Page MenuHomePhabricator

rhg: more efficient `HgPath::join`

Authored by aalekseyev on Oct 26 2021, 2:49 PM.



This commit makes HgPath::join slightly more efficient
by avoiding one copy.

It also avoids a particularly inefficient (quadratic) use of
HgPath::join by using a new mutating function HgPathBuf::push instead.

The name for HgPathBuf::push is chosen by analogy to PathBuf::push.

Diff Detail

rHG Mercurial
Automatic diff as part of commit; lint not applicable.
Automatic diff as part of commit; unit tests not applicable.

Event Timeline

aalekseyev created this revision.Oct 26 2021, 2:49 PM
aalekseyev updated this revision to Diff 30990.Oct 26 2021, 2:52 PM
Alphare accepted this revision.Oct 27 2021, 3:19 AM
Alphare added a subscriber: Alphare.

Thanks!

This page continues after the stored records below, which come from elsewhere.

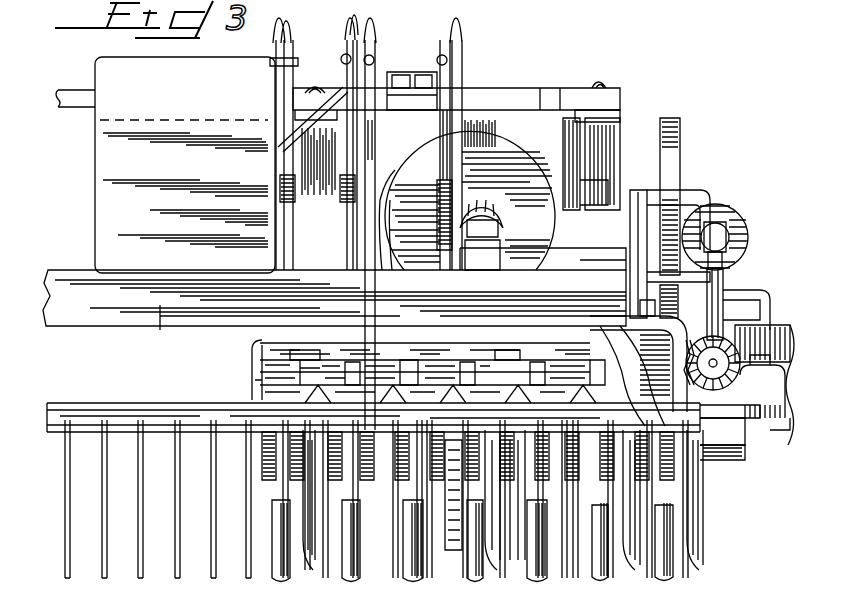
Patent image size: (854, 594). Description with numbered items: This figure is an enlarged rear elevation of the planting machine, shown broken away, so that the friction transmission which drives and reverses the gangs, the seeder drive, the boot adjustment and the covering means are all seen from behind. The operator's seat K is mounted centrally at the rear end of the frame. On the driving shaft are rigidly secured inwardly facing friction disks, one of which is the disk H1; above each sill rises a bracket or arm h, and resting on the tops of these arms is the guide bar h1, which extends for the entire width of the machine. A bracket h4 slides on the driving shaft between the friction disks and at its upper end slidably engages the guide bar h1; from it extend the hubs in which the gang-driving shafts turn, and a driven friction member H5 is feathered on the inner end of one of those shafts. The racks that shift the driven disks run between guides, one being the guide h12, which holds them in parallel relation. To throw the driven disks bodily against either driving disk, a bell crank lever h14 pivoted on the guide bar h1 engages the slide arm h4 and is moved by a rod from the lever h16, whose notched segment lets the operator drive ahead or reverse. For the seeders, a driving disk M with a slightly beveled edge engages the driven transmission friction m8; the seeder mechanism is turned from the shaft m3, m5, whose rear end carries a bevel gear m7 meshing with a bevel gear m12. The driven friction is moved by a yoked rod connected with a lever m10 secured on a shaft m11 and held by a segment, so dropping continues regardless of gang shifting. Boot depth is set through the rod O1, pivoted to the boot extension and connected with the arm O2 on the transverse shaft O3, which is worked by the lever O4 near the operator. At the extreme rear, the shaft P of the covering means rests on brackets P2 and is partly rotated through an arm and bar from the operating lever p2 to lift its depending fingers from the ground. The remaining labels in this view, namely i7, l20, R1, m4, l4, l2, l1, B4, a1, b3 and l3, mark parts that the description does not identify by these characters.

The operator's seat K is at (110, 163).
The shaft m11 is at (482, 262).
The friction disk H1 is at (572, 112).
The guide bar h1 is at (550, 98).
The bracket h4 is at (505, 112).
The lever h16 is at (291, 40).
The lever O4 is at (349, 40).
The guide h12 is at (335, 98).
The operating lever p2 is at (384, 78).
The lever m10 is at (455, 78).
The bell crank lever h14 is at (444, 108).
The bracket or arm h is at (604, 142).
The driving disk M is at (672, 142).
The arm i7 is at (576, 215).
The driven friction member H5 is at (508, 178).
The pinion l20 is at (488, 213).
The shaft P is at (385, 202).
The bracket R1 is at (580, 286).
The driven transmission friction m8 is at (726, 212).
The hub m4 is at (728, 226).
The shaft m3 is at (728, 246).
The shaft m5 is at (726, 280).
The pipe l4 is at (728, 300).
The hatched block l2 is at (742, 318).
The bracket edge l1 is at (742, 324).
The bevel gear m7 is at (724, 340).
The module bar B4 is at (262, 334).
The pin a1 is at (147, 330).
The shaft O3 is at (275, 344).
The arm O2 is at (262, 368).
The brackets P2 is at (128, 412).
The rods b3 is at (140, 508).
The rod O1 is at (350, 490).
The bracket l3 is at (690, 375).
The bevel gear m12 is at (746, 458).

That quadratic code looked bad indeed (I can say it, I've written it ;) ), thanks for spotting it.

Out of curiosity, have you observed any measurable difference in commands?

This revision is now accepted and ready to land.Oct 27 2021, 3:19 AM
aalekseyev edited the summary of this revision. (Show Details)Oct 27 2021, 6:16 AM
aalekseyev updated this revision to Diff 30991.

Whoops, this last version didn't even compile (I compiled the wrong workspace when I made the tweak). I pushed a version that compiles now.
I saw the performance difference on .hgignore parsing (saw a 1ms improvement or so), but I don't think there's a command that makes that operation in isolation.
I'm looking at adding rhg debugignore.

I just realized that the extra copying that I removed was potentially useful. After a call to extend the buffer has spare capacity, so the call to HgPathBuf::from_bytes was trimming the unnecessary bytes. Removal this trimming saves time, but wastes some memory.
I'm assuming this is a fine tradeoff if the standard library is taking it, but I imagine we could get the best of both worlds if we pre-allocated a vector of the right capacity from the start.

The command hg debugignorerhg I introduced in on a repo with a ~3k line hgignore takes ~31ms after this patch and ~32.5 before this patch.

I looked at the benefit of pre-allocating the HgPathBuf of the right size from the start, but I couldn't measure much improvement, if any. (possibly because I don't have a sensitive benchmark)
The patch looks like this:

diff --git a/rust/hg-core/src/utils/ b/rust/hg-core/src/utils/
--- a/rust/hg-core/src/utils/
+++ b/rust/hg-core/src/utils/
@@ -172,6 +172,13 @@ impl HgPath {
             inner: self.inner.to_owned(),
+    fn to_hg_path_buf_with_spare_capacity(&self, spare_capacity : usize) -> HgPathBuf {
+        let mut vec = Vec::with_capacity(self.len() + spare_capacity);
+        vec.extend(&self.inner);
+        HgPathBuf {
+            inner: vec,
+        }
+    }
     pub fn bytes(&self) -> std::slice::Iter<u8> {
@@ -222,7 +229,7 @@ impl HgPath {
     pub fn join(&self, path: &HgPath) -> HgPathBuf {
-        let mut buf = self.to_owned();
+        let mut buf = self.to_hg_path_buf_with_spare_capacity(path.len() + 1);

I'm happy to push that if you think that's better.

Alphare accepted this revision.Oct 28 2021, 5:23 AM

I think this is a better change because of the ergonomics (them being closer to stdlib) and because it removes the quadratic code, but the optimizer is probably smart enough to figure some of this out. I don't think a 1ms difference in a 30ms run is very significant (unless you have the most stable of machines).

pulkit accepted this revision.Tue, Nov 9, 9:49 AM
This revision was automatically updated to reflect the committed changes.